Carballo served in Venezuela, Belize, and Brazil, and said that officials deprived her of her passport and anything else she could use to prove her identity.

“We were working in Bolivia undocumented; we had no document with our name on it, no passport, no piece of paper with our name on it,” she said. “If something happened to us, if someone abducted us, if we died, nobody would know who the person was who died or disappeared.”

The Organization of American States (OAS) affirmed last year that the evidence suggested that Cuba was participating in “human trafficking” in selling its doctors. The legal difference between human trafficking and slavery is that slaves do not have legal rights as persons; they do not exist as people in government registers. People who endure human trafficking may still have birth certificates, identification numbers, and proof of legal existence as people. Carballo’s testimony suggests that Cuba’s practices go beyond human trafficking.

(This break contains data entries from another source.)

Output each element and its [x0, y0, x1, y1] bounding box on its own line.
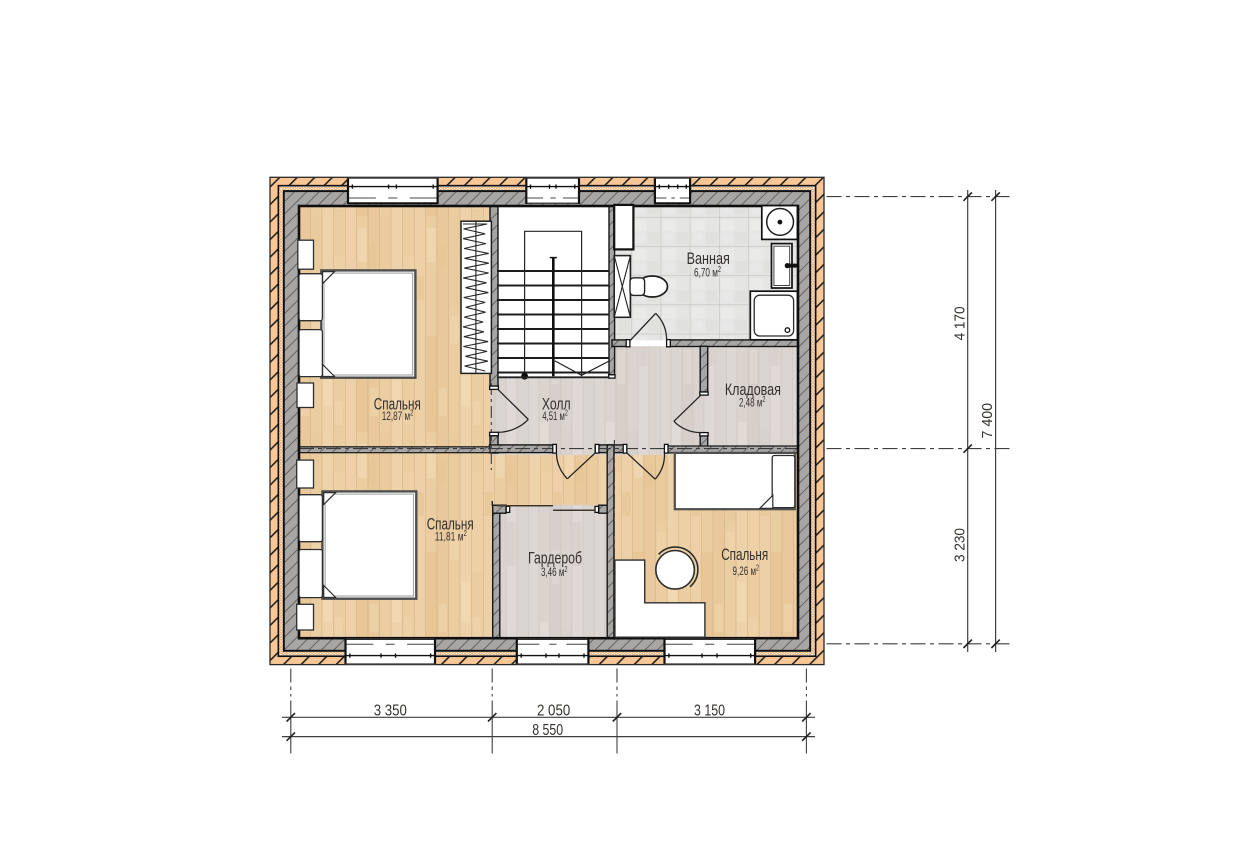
svg-text:2 050: 2 050 [537, 703, 570, 720]
svg-text:Ванная: Ванная [687, 250, 730, 268]
svg-text:6,70 м2: 6,70 м2 [694, 265, 721, 279]
svg-text:9,26 м2: 9,26 м2 [733, 563, 760, 577]
svg-text:3 350: 3 350 [374, 703, 407, 720]
svg-text:3,46 м2: 3,46 м2 [541, 565, 568, 579]
svg-text:4,51 м2: 4,51 м2 [542, 408, 568, 422]
svg-text:3 230: 3 230 [951, 528, 968, 562]
svg-text:Спальня: Спальня [721, 546, 768, 564]
svg-text:2,48 м2: 2,48 м2 [739, 395, 766, 409]
svg-text:Гардероб: Гардероб [528, 549, 582, 567]
svg-text:7 400: 7 400 [979, 403, 996, 439]
svg-text:4 170: 4 170 [951, 306, 968, 340]
svg-text:3 150: 3 150 [694, 703, 725, 720]
svg-text:12,87 м2: 12,87 м2 [382, 409, 414, 423]
svg-text:8 550: 8 550 [532, 722, 563, 739]
svg-text:11,81 м2: 11,81 м2 [435, 529, 467, 543]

Brazilian President Jair Bolsonaro has described the slave doctor trade as “slavery.” Bolsonaro, a conservative, demanded that Cuba pay its doctors the salaries they are entitled to under Mais Médicos as one of his first acts in office last year. In response, rather than pay the doctors, Cuba canceled the program entirely. Bolsonaro offered political asylum to any doctor who wished to stay.

Doctors who defect are banned from entering Cuba for at least eight years. As Havana typically denies doctors the right to travel with their families, this often means that the doctors cannot see their parents, children, or other close family members, missing family milestone events.

Bolsonaro accused the United Nations of participating in “slave labor” at the U.N. General Assembly in 2019, citing PAHO’s role in Mais Médicos.

Two Cuban-American senators, Sens. Robert Menendez (D-NJ) and Marco Rubio (R-FL), introduced legislation in September urging the government to investigate PAHO for its role in enabling slave labor.

The Combating Trafficking of Cuban Doctors Act of 2020, if passed, would require a full investigation into PAHO and annual reports from the State Department certifying if Cuba is engaging in “state-sponsored human trafficking.”